Heimat-Tourismus der Asylbewerber

Und wir ALLE bezahlen das, das sollten sich die Gutmenschen und Schlafschafe mal auf der Zunge zergehen lassen. R.

Flüchtlinge im Rostock

Bildquelle: http://www.focus.de/politik    Der Beitrag dazu:

Flüchtlinge auf „Heimaturlaub“?Warum die Anträge überhaupt genehmigt werden
Immerhin schreibt das der Focus.

Bislang galt der Heimat-Urlaub von Asylberechtigten als Ausnahmefall. Neue Erkenntnisse zeigen, dass die Reise in das Fluchtland kein „vereinzeltes Phänomen“ ist.

Unangenehme Nachrichten bestätigen Behörden oft nur schleppend. Als Reporter der „Welt am Sonntag“ im Sommer letzten Jahres auf vermehrte Urlaubsreisen von Asylberechtigten in ihre Heimatländer aufmerksam gemacht wurden, aus denen sie doch wegen politischer Verfolgung geflohen waren, fragten sie bei der Bundesagentur für Arbeit (BA) und beim Bundesamt für Migration und Flüchtlinge (BAMF) nach. Sie erhielten auch Antwort, doch die war wenig aufschlussreich.

Solche Fälle gebe es, sagte eine Sprecherin der BA damals. Offizielle Daten aber lägen dazu nicht vor. „Wir führen keine Auswertung oder Statistik zu diesem Thema, daher liegen uns keine Informationen vor“, wimmelte sie die Reporter ab.

Übers Reiseziel gestolpert

Intern waren diese Reisen indes sehr wohl bereits ein Thema. Denn schon im Frühjahr 2016 hatten Mitarbeiter von Berliner Jobcentern über Heimatbesuche der von ihnen betreuten Asylberechtigten etwa in Syrien berichtet. Nicht der Urlaub an sich, der den Asylberichtigen als Hartz-IV-Beziehern zusteht, aber das Reiseziel hatte sie stutzig gemacht. Flugs war die Botschaft wohl auch beim BAMF gelandet, das daraufhin im Juni 2016 die Berliner Arbeitsagenturen schriftlich aufforderte, Reisen von Asylberechtigten in ihre Heimatländer der zuständigen Ausländerbehörde zu melden.

Grundsätzlich hat ein Hartz-IV-Empfänger Anspruch auf 21 Tage Ortsabwesenheit. Er muss der Behörde mitteilen, wann er diese Tage nimmt, aber er ist nicht verpflichtet, sein Reiseziel zu nennen.

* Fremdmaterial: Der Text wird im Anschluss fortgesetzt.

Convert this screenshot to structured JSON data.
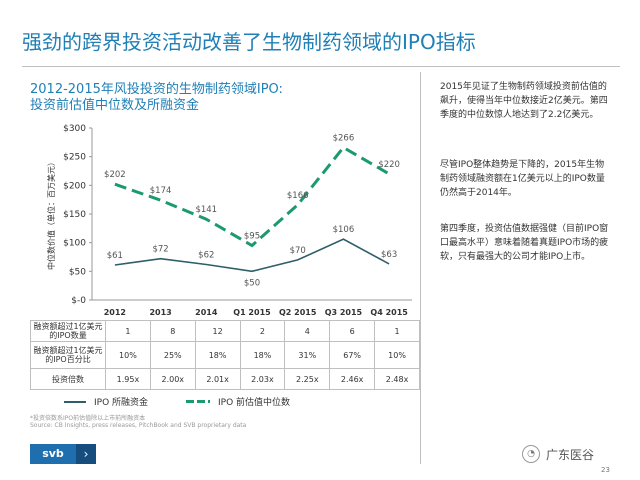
{
  "title": "强劲的跨界投资活动改善了生物制药领域的IPO指标",
  "chart_title_line1": "2012-2015年风投投资的生物制药领域IPO:",
  "chart_title_line2": "投资前估值中位数及所融资金",
  "side_paragraphs": [
    "2015年见证了生物制药领域投资前估值的飙升，使得当年中位数接近2亿美元。第四季度的中位数惊人地达到了2.2亿美元。",
    "尽管IPO整体趋势是下降的，2015年生物制药领域融资额在1亿美元以上的IPO数量仍然高于2014年。",
    "第四季度，投资估值数据强健（目前IPO窗口最高水平）意味着随着真题IPO市场的疲软，只有最强大的公司才能IPO上市。"
  ],
  "table": {
    "rows": [
      {
        "label": "融资额超过1亿美元的IPO数量",
        "values": [
          "1",
          "8",
          "12",
          "2",
          "4",
          "6",
          "1"
        ]
      },
      {
        "label": "融资额超过1亿美元的IPO百分比",
        "values": [
          "10%",
          "25%",
          "18%",
          "18%",
          "31%",
          "67%",
          "10%"
        ]
      },
      {
        "label": "投资倍数",
        "values": [
          "1.95x",
          "2.00x",
          "2.01x",
          "2.03x",
          "2.25x",
          "2.46x",
          "2.48x"
        ]
      }
    ]
  },
  "legend": {
    "series1": "IPO 所融资金",
    "series2": "IPO 前估值中位数"
  },
  "footnote1": "*投资倍数系IPO前估值除以上市前所融资本",
  "footnote2": "Source: CB Insights, press releases, PitchBook and SVB proprietary data",
  "logo_text": "svb",
  "logo_arrow": "›",
  "watermark": "广东医谷",
  "watermark_icon": "wechat-icon",
  "page_number": "23",
  "colors": {
    "title": "#1f7fb6",
    "line_raised": "#2e5e6a",
    "line_valuation": "#1a9a6e",
    "logo": "#1f6fae"
  },
  "chart_data": {
    "type": "line",
    "categories": [
      "2012",
      "2013",
      "2014",
      "Q1 2015",
      "Q2 2015",
      "Q3 2015",
      "Q4 2015"
    ],
    "series": [
      {
        "name": "IPO 前估值中位数",
        "style": "dashed",
        "values": [
          202,
          174,
          141,
          95,
          166,
          266,
          220
        ],
        "labels": [
          "$202",
          "$174",
          "$141",
          "$95",
          "$166",
          "$266",
          "$220"
        ]
      },
      {
        "name": "IPO 所融资金",
        "style": "solid",
        "values": [
          61,
          72,
          62,
          50,
          70,
          106,
          63
        ],
        "labels": [
          "$61",
          "$72",
          "$62",
          "$50",
          "$70",
          "$106",
          "$63"
        ]
      }
    ],
    "ylabel": "中位数价值（单位：百万美元）",
    "ylim": [
      0,
      300
    ],
    "yticks": [
      0,
      50,
      100,
      150,
      200,
      250,
      300
    ],
    "ytick_labels": [
      "$-0",
      "$50",
      "$100",
      "$150",
      "$200",
      "$250",
      "$300"
    ]
  }
}
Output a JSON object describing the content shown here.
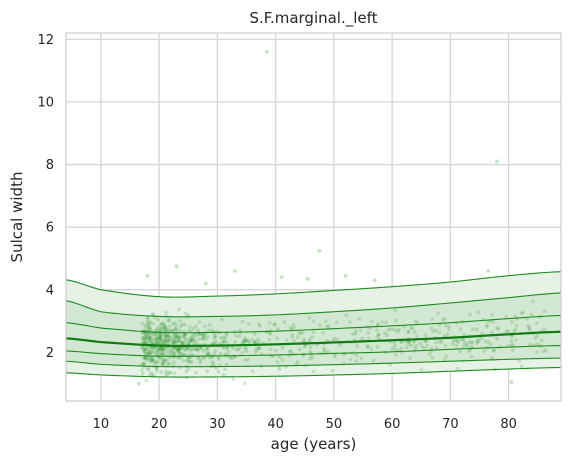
{
  "chart_data": {
    "type": "scatter",
    "title": "S.F.marginal._left",
    "xlabel": "age (years)",
    "ylabel": "Sulcal width",
    "xlim": [
      4,
      89
    ],
    "ylim": [
      0.45,
      12.2
    ],
    "xticks": [
      10,
      20,
      30,
      40,
      50,
      60,
      70,
      80
    ],
    "yticks": [
      2,
      4,
      6,
      8,
      10,
      12
    ],
    "grid": true,
    "colors": {
      "line": "#1f8a1f",
      "median": "#127a12",
      "band_outer": "#e6f2e6",
      "band_inner": "#cfe6cf",
      "points": "#3a9a3a"
    },
    "percentile_curves": {
      "x": [
        4,
        10,
        20,
        30,
        40,
        50,
        60,
        70,
        80,
        89
      ],
      "series": [
        {
          "values": [
            1.35,
            1.28,
            1.22,
            1.22,
            1.24,
            1.28,
            1.33,
            1.4,
            1.47,
            1.52
          ]
        },
        {
          "values": [
            1.72,
            1.62,
            1.55,
            1.55,
            1.57,
            1.61,
            1.66,
            1.72,
            1.78,
            1.82
          ]
        },
        {
          "values": [
            2.05,
            1.96,
            1.88,
            1.89,
            1.92,
            1.97,
            2.02,
            2.1,
            2.17,
            2.22
          ]
        },
        {
          "values": [
            2.45,
            2.33,
            2.22,
            2.22,
            2.26,
            2.32,
            2.39,
            2.47,
            2.58,
            2.66
          ]
        },
        {
          "values": [
            2.95,
            2.78,
            2.64,
            2.64,
            2.68,
            2.76,
            2.85,
            2.95,
            3.08,
            3.18
          ]
        },
        {
          "values": [
            3.65,
            3.3,
            3.15,
            3.15,
            3.2,
            3.3,
            3.42,
            3.58,
            3.75,
            3.9
          ]
        },
        {
          "values": [
            4.32,
            4.0,
            3.78,
            3.8,
            3.87,
            3.98,
            4.1,
            4.25,
            4.45,
            4.58
          ]
        }
      ]
    },
    "scatter_outliers": [
      {
        "x": 38.5,
        "y": 11.6
      },
      {
        "x": 78.0,
        "y": 8.1
      },
      {
        "x": 47.5,
        "y": 5.25
      },
      {
        "x": 23.0,
        "y": 4.75
      },
      {
        "x": 33.0,
        "y": 4.6
      },
      {
        "x": 76.5,
        "y": 4.6
      },
      {
        "x": 18.0,
        "y": 4.45
      },
      {
        "x": 41.0,
        "y": 4.4
      },
      {
        "x": 52.0,
        "y": 4.45
      },
      {
        "x": 57.0,
        "y": 4.3
      },
      {
        "x": 45.5,
        "y": 4.35
      },
      {
        "x": 28.0,
        "y": 4.2
      },
      {
        "x": 80.5,
        "y": 1.05
      },
      {
        "x": 16.5,
        "y": 1.0
      }
    ],
    "scatter_cloud": {
      "x_range": [
        17,
        87
      ],
      "y_center": 2.3,
      "count": 900
    }
  }
}
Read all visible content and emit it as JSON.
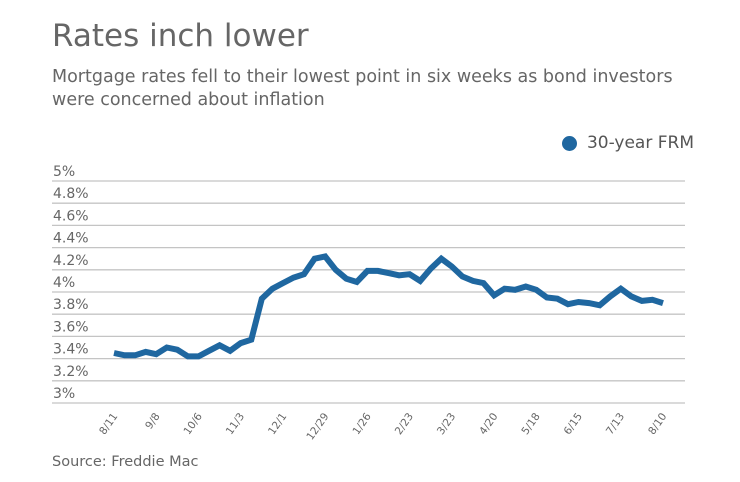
{
  "title": "Rates inch lower",
  "subtitle": "Mortgage rates fell to their lowest point in six weeks as bond investors were concerned about inflation",
  "source": "Source: Freddie Mac",
  "chart_data": {
    "type": "line",
    "title": "Rates inch lower",
    "xlabel": "",
    "ylabel": "",
    "ylim": [
      3,
      5
    ],
    "yticks": [
      "3%",
      "3.2%",
      "3.4%",
      "3.6%",
      "3.8%",
      "4%",
      "4.2%",
      "4.4%",
      "4.6%",
      "4.8%",
      "5%"
    ],
    "xtick_labels": [
      "8/11",
      "9/8",
      "10/6",
      "11/3",
      "12/1",
      "12/29",
      "1/26",
      "2/23",
      "3/23",
      "4/20",
      "5/18",
      "6/15",
      "7/13",
      "8/10"
    ],
    "grid": true,
    "legend_position": "top-right",
    "series": [
      {
        "name": "30-year FRM",
        "color": "#1f67a0",
        "values": [
          3.45,
          3.43,
          3.43,
          3.46,
          3.44,
          3.5,
          3.48,
          3.42,
          3.42,
          3.47,
          3.52,
          3.47,
          3.54,
          3.57,
          3.94,
          4.03,
          4.08,
          4.13,
          4.16,
          4.3,
          4.32,
          4.2,
          4.12,
          4.09,
          4.19,
          4.19,
          4.17,
          4.15,
          4.16,
          4.1,
          4.21,
          4.3,
          4.23,
          4.14,
          4.1,
          4.08,
          3.97,
          4.03,
          4.02,
          4.05,
          4.02,
          3.95,
          3.94,
          3.89,
          3.91,
          3.9,
          3.88,
          3.96,
          4.03,
          3.96,
          3.92,
          3.93,
          3.9
        ]
      }
    ]
  }
}
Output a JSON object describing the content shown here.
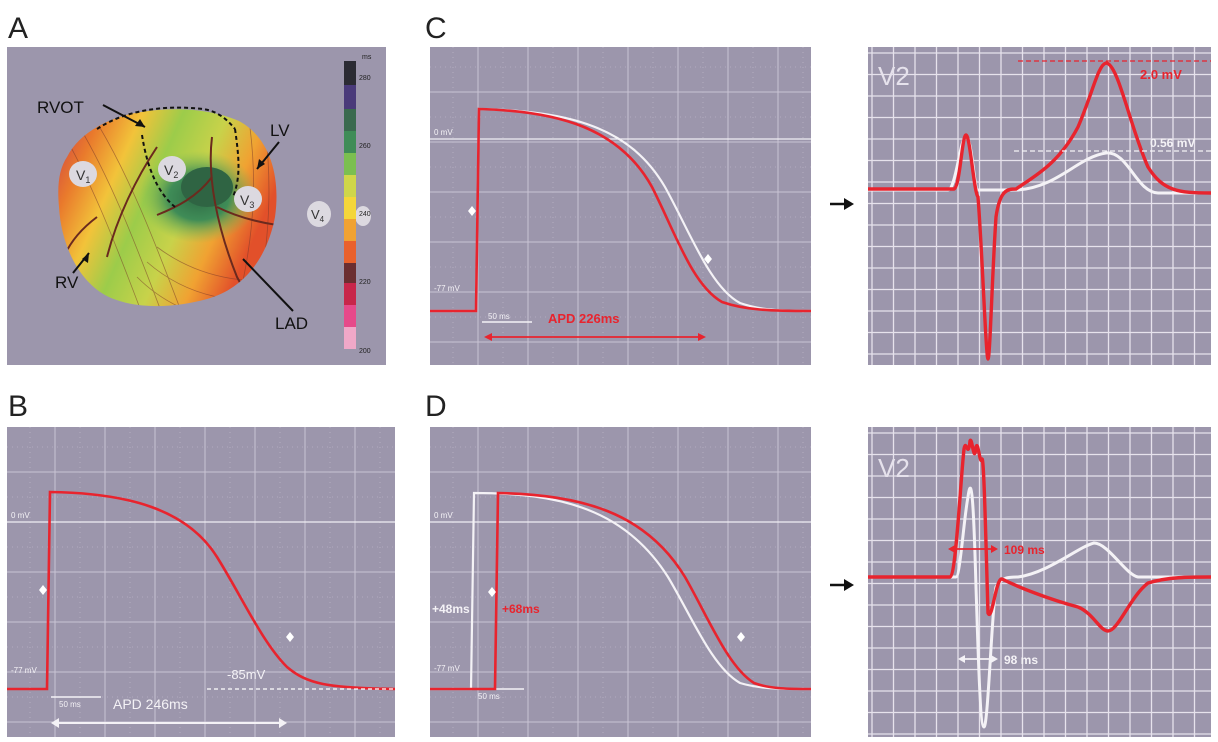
{
  "panels": {
    "A": {
      "label": "A",
      "anatomy": {
        "rvot": "RVOT",
        "lv": "LV",
        "rv": "RV",
        "lad": "LAD"
      },
      "leads": {
        "v1": "V",
        "v1_sub": "1",
        "v2": "V",
        "v2_sub": "2",
        "v3": "V",
        "v3_sub": "3",
        "v4": "V",
        "v4_sub": "4"
      },
      "colorbar": {
        "unit": "ms",
        "ticks": [
          "280",
          "260",
          "240",
          "220",
          "200"
        ]
      }
    },
    "B": {
      "label": "B",
      "zero_label": "0 mV",
      "rest_label": "-77 mV",
      "scale_label": "50 ms",
      "apd_label": "APD 246ms",
      "end_label": "-85mV"
    },
    "C": {
      "label": "C",
      "zero_label": "0 mV",
      "rest_label": "-77 mV",
      "scale_label": "50 ms",
      "apd_label": "APD 226ms"
    },
    "D": {
      "label": "D",
      "zero_label": "0 mV",
      "rest_label": "-77 mV",
      "scale_label": "50 ms",
      "white_shift": "+48ms",
      "red_shift": "+68ms"
    },
    "ecg_top": {
      "lead": "V2",
      "red_peak": "2.0 mV",
      "white_peak": "0.56 mV"
    },
    "ecg_bottom": {
      "lead": "V2",
      "red_interval": "109 ms",
      "white_interval": "98 ms"
    }
  },
  "colors": {
    "panel_bg": "#9c96ac",
    "red": "#e8242e",
    "white": "#f4f2f6",
    "ecg_grid": "#e6e2ec"
  }
}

Daran hat sich bis heute nichts geändert. Gleichwohl verfügt das BAMF inzwischen über deutliche genauere Hinweise, was die Besuche der Asylberechtigten die Heimat-Besuche der Flüchtlinge angeht. Diese Informationen stammten aus den Ausländerbehörden, von der Bundespolizei und der Bundesagentur für Arbeit, sagte jetzt eine BAMF-Sprecherin. „Die meisten Mitteilungen erfolgen seitens der Bundespolizei im Bundesgebiet, aber auch aus dem Ausland.“ Und ein Sprecher der Bundespolizei sagte: „Das Phänomen (…) ist jedoch nicht nur vereinzelt bekannt.“[1]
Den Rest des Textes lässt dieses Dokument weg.